Flexible strands 66 may be formed of various flexible materials and strands such as round suture, flat suture, ribbon, or flat tape (for example, suture tape) or combination of suture and tape. Exemplary materials may include suture, silk, cotton, nylon, polypropylene, polyethylene, ultrahigh molecular weight polyethylene (UHMWPE), polyethylene terephthalate (PET), and polyesters and copolymers thereof, or combinations thereof. Flexible strands 66 may have cross-sections of various forms and geometries, including round, oval, rectangular, or flat, among others, or combination of such forms and geometries. In some implementations, flexible strands 66 may be formed of a high strength suture material such as FiberWire® suture, sold by Arthrex, Inc. of Naples, Fla., and described in U.S. Pat. No. 6,716,234, the disclosure of which is incorporated by reference herein. FiberWire® suture is formed of an advanced, high-strength fiber material, namely ultrahigh molecular weight polyethylene (UHMWPE), sold under the tradenames Spectra® (Honeywell International Inc., Colonial Heights, Va.) and Dyneema® (DSM N.V., Heerlen, the Netherlands), braided with at least one other fiber, natural or synthetic, to form lengths of suture material.
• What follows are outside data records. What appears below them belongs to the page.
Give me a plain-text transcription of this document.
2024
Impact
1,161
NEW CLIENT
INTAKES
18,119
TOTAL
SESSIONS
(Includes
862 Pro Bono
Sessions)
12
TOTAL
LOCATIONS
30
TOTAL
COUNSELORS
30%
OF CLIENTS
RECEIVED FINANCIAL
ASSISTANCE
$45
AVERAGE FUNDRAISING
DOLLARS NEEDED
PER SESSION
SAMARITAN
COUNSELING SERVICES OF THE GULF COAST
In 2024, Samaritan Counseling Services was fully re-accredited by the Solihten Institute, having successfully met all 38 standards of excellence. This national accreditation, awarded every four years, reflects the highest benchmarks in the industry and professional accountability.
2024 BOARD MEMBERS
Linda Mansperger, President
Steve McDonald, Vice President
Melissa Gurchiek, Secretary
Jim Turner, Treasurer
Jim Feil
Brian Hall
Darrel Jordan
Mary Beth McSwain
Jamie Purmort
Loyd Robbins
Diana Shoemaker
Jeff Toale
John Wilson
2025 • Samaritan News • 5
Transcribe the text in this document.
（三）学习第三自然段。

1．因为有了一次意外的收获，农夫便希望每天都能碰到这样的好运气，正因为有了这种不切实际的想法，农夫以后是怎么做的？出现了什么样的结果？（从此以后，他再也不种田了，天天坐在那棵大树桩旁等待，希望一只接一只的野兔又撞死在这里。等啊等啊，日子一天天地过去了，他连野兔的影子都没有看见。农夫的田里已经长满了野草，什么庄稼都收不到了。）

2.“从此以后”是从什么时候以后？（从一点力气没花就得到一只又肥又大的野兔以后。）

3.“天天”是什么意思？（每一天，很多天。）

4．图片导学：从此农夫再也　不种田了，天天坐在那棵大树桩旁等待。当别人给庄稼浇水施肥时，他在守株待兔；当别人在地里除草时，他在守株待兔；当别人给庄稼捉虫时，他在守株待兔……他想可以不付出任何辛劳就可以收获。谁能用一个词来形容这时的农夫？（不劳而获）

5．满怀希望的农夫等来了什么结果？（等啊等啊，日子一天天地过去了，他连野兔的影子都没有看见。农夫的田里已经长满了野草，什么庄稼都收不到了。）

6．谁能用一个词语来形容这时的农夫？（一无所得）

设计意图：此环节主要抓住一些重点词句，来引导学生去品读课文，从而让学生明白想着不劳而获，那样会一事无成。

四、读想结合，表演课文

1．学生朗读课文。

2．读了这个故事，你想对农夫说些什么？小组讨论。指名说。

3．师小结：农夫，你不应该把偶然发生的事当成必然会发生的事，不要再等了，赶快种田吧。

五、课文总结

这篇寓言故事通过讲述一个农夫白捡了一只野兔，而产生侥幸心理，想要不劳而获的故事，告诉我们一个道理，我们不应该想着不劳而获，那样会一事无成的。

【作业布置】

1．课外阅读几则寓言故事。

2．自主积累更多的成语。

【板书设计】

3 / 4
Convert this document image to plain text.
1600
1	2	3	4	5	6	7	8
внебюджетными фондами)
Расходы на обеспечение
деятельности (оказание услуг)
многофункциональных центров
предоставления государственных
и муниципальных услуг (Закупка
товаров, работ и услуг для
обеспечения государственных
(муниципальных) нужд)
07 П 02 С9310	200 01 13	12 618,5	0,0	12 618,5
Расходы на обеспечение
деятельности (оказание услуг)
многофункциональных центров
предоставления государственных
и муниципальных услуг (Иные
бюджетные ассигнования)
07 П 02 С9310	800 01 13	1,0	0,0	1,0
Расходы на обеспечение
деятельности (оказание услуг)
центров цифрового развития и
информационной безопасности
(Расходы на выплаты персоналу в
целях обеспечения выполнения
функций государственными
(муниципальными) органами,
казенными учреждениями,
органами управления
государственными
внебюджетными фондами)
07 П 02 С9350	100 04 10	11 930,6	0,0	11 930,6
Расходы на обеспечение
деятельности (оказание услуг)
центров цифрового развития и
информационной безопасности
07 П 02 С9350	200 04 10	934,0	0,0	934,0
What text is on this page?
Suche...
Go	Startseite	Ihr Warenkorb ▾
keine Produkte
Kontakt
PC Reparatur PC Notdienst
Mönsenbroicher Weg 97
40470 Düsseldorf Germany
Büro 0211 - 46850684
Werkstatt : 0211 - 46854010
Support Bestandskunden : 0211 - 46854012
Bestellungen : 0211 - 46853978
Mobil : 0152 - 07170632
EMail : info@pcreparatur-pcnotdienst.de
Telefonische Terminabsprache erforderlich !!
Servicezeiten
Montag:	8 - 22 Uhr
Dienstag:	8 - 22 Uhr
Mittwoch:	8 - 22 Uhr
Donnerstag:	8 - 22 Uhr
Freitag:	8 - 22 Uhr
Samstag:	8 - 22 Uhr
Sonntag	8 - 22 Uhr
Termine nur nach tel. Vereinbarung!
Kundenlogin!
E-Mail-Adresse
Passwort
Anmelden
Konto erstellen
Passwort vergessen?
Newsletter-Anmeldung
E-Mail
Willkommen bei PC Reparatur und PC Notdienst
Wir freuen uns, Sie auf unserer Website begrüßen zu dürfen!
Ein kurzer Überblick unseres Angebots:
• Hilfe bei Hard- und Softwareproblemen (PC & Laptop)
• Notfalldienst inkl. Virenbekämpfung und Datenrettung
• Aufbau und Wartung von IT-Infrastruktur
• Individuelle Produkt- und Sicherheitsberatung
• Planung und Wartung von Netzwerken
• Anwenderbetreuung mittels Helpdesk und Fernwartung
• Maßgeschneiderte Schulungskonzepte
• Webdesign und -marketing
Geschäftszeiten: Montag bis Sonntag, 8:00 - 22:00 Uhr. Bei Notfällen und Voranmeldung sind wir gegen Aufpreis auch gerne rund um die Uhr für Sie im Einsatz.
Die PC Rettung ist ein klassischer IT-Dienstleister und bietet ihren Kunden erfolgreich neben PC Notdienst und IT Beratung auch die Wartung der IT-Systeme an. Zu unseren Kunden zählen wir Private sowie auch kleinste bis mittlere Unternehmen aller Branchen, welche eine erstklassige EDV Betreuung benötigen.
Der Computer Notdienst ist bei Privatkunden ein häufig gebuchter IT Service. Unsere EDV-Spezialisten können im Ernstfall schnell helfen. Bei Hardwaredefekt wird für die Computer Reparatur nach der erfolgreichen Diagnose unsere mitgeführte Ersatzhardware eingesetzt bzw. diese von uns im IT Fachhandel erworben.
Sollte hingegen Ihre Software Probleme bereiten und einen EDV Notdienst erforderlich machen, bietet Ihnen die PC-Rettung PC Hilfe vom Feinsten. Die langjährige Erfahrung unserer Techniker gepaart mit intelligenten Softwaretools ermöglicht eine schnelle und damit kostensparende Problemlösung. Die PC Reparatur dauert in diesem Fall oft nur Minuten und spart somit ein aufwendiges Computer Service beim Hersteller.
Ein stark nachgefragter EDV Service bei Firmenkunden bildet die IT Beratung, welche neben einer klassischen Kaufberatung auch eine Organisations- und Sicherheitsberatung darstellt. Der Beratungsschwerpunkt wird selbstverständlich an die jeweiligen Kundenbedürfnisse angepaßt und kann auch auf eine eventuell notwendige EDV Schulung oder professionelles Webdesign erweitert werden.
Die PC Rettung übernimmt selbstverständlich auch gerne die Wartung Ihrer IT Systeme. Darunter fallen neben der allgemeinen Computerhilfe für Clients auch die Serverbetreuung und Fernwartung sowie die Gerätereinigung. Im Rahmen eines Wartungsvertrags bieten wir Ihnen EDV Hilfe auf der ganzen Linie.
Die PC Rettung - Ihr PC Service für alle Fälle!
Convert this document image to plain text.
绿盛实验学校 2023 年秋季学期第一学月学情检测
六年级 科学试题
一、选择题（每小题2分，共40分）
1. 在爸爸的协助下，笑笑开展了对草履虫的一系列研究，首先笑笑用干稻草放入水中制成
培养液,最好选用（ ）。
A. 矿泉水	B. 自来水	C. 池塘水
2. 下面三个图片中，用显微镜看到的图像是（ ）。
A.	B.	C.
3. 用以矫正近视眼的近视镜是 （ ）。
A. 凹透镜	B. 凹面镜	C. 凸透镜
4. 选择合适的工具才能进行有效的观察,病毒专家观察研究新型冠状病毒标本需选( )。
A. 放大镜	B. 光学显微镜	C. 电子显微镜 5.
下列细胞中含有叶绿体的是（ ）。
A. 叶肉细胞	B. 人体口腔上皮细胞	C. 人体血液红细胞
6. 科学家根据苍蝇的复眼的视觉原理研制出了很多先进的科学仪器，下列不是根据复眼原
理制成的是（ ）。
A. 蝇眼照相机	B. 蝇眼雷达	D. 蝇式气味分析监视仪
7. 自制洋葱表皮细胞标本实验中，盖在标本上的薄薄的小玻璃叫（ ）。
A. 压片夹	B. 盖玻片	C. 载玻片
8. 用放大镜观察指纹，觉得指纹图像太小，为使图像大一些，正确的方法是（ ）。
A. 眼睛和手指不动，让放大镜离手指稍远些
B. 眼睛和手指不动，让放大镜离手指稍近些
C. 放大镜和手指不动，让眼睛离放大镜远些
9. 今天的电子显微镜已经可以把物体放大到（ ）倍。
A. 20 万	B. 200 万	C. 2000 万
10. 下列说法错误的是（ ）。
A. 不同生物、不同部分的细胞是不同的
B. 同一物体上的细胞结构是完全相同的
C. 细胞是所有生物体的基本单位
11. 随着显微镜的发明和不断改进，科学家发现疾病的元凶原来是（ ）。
Flexible strands 66 may be braided or multi-filament suture such as FiberTape® suture tape (as disclosed in U.S. Pat. No. 7,892,256, the disclosure of which is incorporated in its entirety herewith). Flexible strands 66 may include elastic material. Flexible strands 66 may consist essentially of elastic suture.

The term “high strength suture” is defined as any elongated flexible member, the choice of material and size being dependent upon the particular application. For the purposes of illustration and without limitation, the term “suture” as used herein may be a cable, filament, thread, wire, fabric, or any other flexible member suitable for tissue fixation in the body.